After thirteen years on the other end of the country, it’s sometimes strange being so close to home again. There are small and inisgnificant aspects, like the fact that my mom tells me about sales at stores I can actually go to, and that we discuss local news stories on the same channels and in the same newspapers. There’s also the disorientation that comes when I realize that I’m living in the same general area where I spent so much of my early life, but not in the same city; my hometown is thirty miles away, and it still feels like a bit of a road trip to visit it.
The thing that’s hardest to get used to, though, is the fact that family crises have suddenly become much less abstract and much closer to my everyday exisitance. When a close relative is sick or has a problem, I’m expected — not just by my family, but by my own conscience — to be there and offer help when I can. It’s inconvenient and unpleasant, but it has to be done. That’s how families work; I know that if I ever have issues myself or with my own parents, my extended family will help me out as well.
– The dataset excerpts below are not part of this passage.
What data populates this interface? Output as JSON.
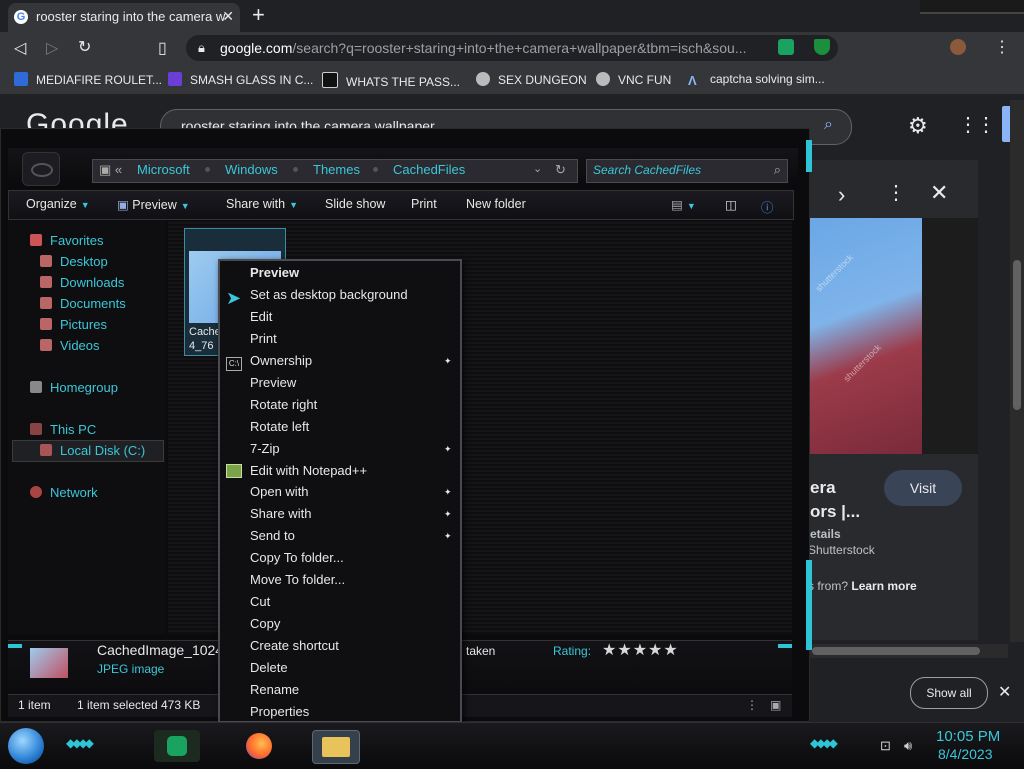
{
  "browser": {
    "tab_title": "rooster staring into the camera wa",
    "tab_favicon": "G",
    "new_tab": "+",
    "url_host": "google.com",
    "url_rest": "/search?q=rooster+staring+into+the+camera+wallpaper&tbm=isch&sou...",
    "bookmarks": [
      {
        "label": "MEDIAFIRE ROULET...",
        "color": "#2f6ad8"
      },
      {
        "label": "SMASH GLASS IN C...",
        "color": "#6a3fd8"
      },
      {
        "label": "WHATS THE PASS...",
        "color": "#e8e8e8"
      },
      {
        "label": "SEX DUNGEON",
        "color": "#d0d0d0"
      },
      {
        "label": "VNC FUN",
        "color": "#d0d0d0"
      },
      {
        "label": "captcha solving sim...",
        "color": "#8ab4f8"
      }
    ]
  },
  "google": {
    "logo": "Google",
    "query": "rooster staring into the camera wallpaper",
    "panel_title_line1": "era",
    "panel_title_line2": "ors |...",
    "visit_label": "Visit",
    "details_label": "etails",
    "source_label": "Shutterstock",
    "learn_prefix": "s from?",
    "learn_link": "Learn more",
    "watermark": "shutterstock",
    "show_all": "Show all"
  },
  "explorer": {
    "breadcrumbs": [
      "Microsoft",
      "Windows",
      "Themes",
      "CachedFiles"
    ],
    "search_placeholder": "Search CachedFiles",
    "commands": {
      "organize": "Organize",
      "preview": "Preview",
      "share_with": "Share with",
      "slide_show": "Slide show",
      "print": "Print",
      "new_folder": "New folder"
    },
    "nav": {
      "favorites": "Favorites",
      "desktop": "Desktop",
      "downloads": "Downloads",
      "documents": "Documents",
      "pictures": "Pictures",
      "videos": "Videos",
      "homegroup": "Homegroup",
      "this_pc": "This PC",
      "local_disk": "Local Disk (C:)",
      "network": "Network"
    },
    "thumb_caption_1": "Cache",
    "thumb_caption_2": "4_76",
    "details": {
      "name": "CachedImage_1024",
      "type": "JPEG image",
      "taken": "taken",
      "rating_label": "Rating:",
      "stars": "★★★★★"
    },
    "status": {
      "items": "1 item",
      "selected": "1 item selected",
      "size": "473 KB"
    }
  },
  "context_menu": {
    "items": [
      {
        "label": "Preview",
        "bold": true,
        "submenu": false
      },
      {
        "label": "Set as desktop background",
        "bold": false,
        "submenu": false
      },
      {
        "label": "Edit",
        "bold": false,
        "submenu": false
      },
      {
        "label": "Print",
        "bold": false,
        "submenu": false
      },
      {
        "label": "Ownership",
        "bold": false,
        "submenu": true
      },
      {
        "label": "Preview",
        "bold": false,
        "submenu": false
      },
      {
        "label": "Rotate right",
        "bold": false,
        "submenu": false
      },
      {
        "label": "Rotate left",
        "bold": false,
        "submenu": false
      },
      {
        "label": "7-Zip",
        "bold": false,
        "submenu": true
      },
      {
        "label": "Edit with Notepad++",
        "bold": false,
        "submenu": false
      },
      {
        "label": "Open with",
        "bold": false,
        "submenu": true
      },
      {
        "label": "Share with",
        "bold": false,
        "submenu": true
      },
      {
        "label": "Send to",
        "bold": false,
        "submenu": true
      },
      {
        "label": "Copy To folder...",
        "bold": false,
        "submenu": false
      },
      {
        "label": "Move To folder...",
        "bold": false,
        "submenu": false
      },
      {
        "label": "Cut",
        "bold": false,
        "submenu": false
      },
      {
        "label": "Copy",
        "bold": false,
        "submenu": false
      },
      {
        "label": "Create shortcut",
        "bold": false,
        "submenu": false
      },
      {
        "label": "Delete",
        "bold": false,
        "submenu": false
      },
      {
        "label": "Rename",
        "bold": false,
        "submenu": false
      },
      {
        "label": "Properties",
        "bold": false,
        "submenu": false
      }
    ]
  },
  "taskbar": {
    "time": "10:05 PM",
    "date": "8/4/2023"
  },
  "colors": {
    "accent": "#3bc7d8",
    "chrome_bg": "#202124"
  }
}
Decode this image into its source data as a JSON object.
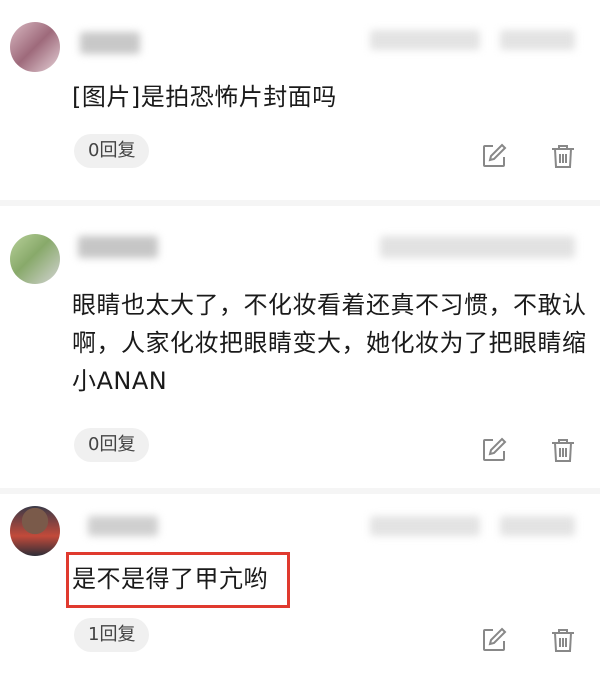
{
  "comments": [
    {
      "text": "[图片]是拍恐怖片封面吗",
      "username": "■■澄",
      "reply_label": "0回复",
      "edit_icon": "edit-icon",
      "delete_icon": "trash-icon"
    },
    {
      "text": "眼睛也太大了，不化妆看着还真不习惯，不敢认啊，人家化妆把眼睛变大，她化妆为了把眼睛缩小ANAN",
      "reply_label": "0回复",
      "edit_icon": "edit-icon",
      "delete_icon": "trash-icon"
    },
    {
      "text": "是不是得了甲亢哟",
      "reply_label": "1回复",
      "edit_icon": "edit-icon",
      "delete_icon": "trash-icon",
      "highlight_color": "#e03a2f"
    }
  ]
}
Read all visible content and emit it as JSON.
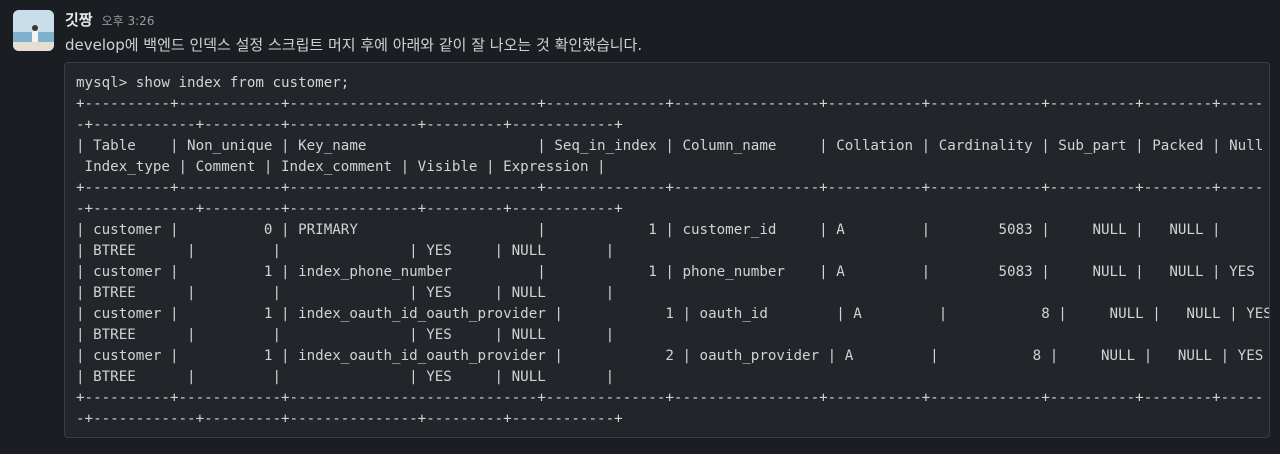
{
  "message": {
    "sender": "깃짱",
    "timestamp": "오후 3:26",
    "text": "develop에 백엔드 인덱스 설정 스크립트 머지 후에 아래와 같이 잘 나오는 것 확인했습니다.",
    "code_lines": [
      "mysql> show index from customer;",
      "+----------+------------+-----------------------------+--------------+-----------------+-----------+-------------+----------+--------+-----",
      "-+------------+---------+---------------+---------+------------+",
      "| Table    | Non_unique | Key_name                    | Seq_in_index | Column_name     | Collation | Cardinality | Sub_part | Packed | Null",
      " Index_type | Comment | Index_comment | Visible | Expression |",
      "+----------+------------+-----------------------------+--------------+-----------------+-----------+-------------+----------+--------+-----",
      "-+------------+---------+---------------+---------+------------+",
      "| customer |          0 | PRIMARY                     |            1 | customer_id     | A         |        5083 |     NULL |   NULL |",
      "| BTREE      |         |               | YES     | NULL       |",
      "| customer |          1 | index_phone_number          |            1 | phone_number    | A         |        5083 |     NULL |   NULL | YES",
      "| BTREE      |         |               | YES     | NULL       |",
      "| customer |          1 | index_oauth_id_oauth_provider |            1 | oauth_id        | A         |           8 |     NULL |   NULL | YES",
      "| BTREE      |         |               | YES     | NULL       |",
      "| customer |          1 | index_oauth_id_oauth_provider |            2 | oauth_provider | A         |           8 |     NULL |   NULL | YES",
      "| BTREE      |         |               | YES     | NULL       |",
      "+----------+------------+-----------------------------+--------------+-----------------+-----------+-------------+----------+--------+-----",
      "-+------------+---------+---------------+---------+------------+"
    ]
  }
}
Right now, it’s an uncle who had a stroke last week and clearly can’t take care of himself, but seems determined to do so anyway. It’s an issue that’s going to make my parents’ lives miserable for weeks and months to come. My uncle’s illness and my mom’s new computer have taken up a lot of my time over the past two weeks. But I guess it’s an investment; my turn for help might be next.
It was a lot easier being 3000 miles away, to be sure. All in all, though, I’m still glad to be home. And at least I’m far enough away that I’m not usually the first one called in a crisis.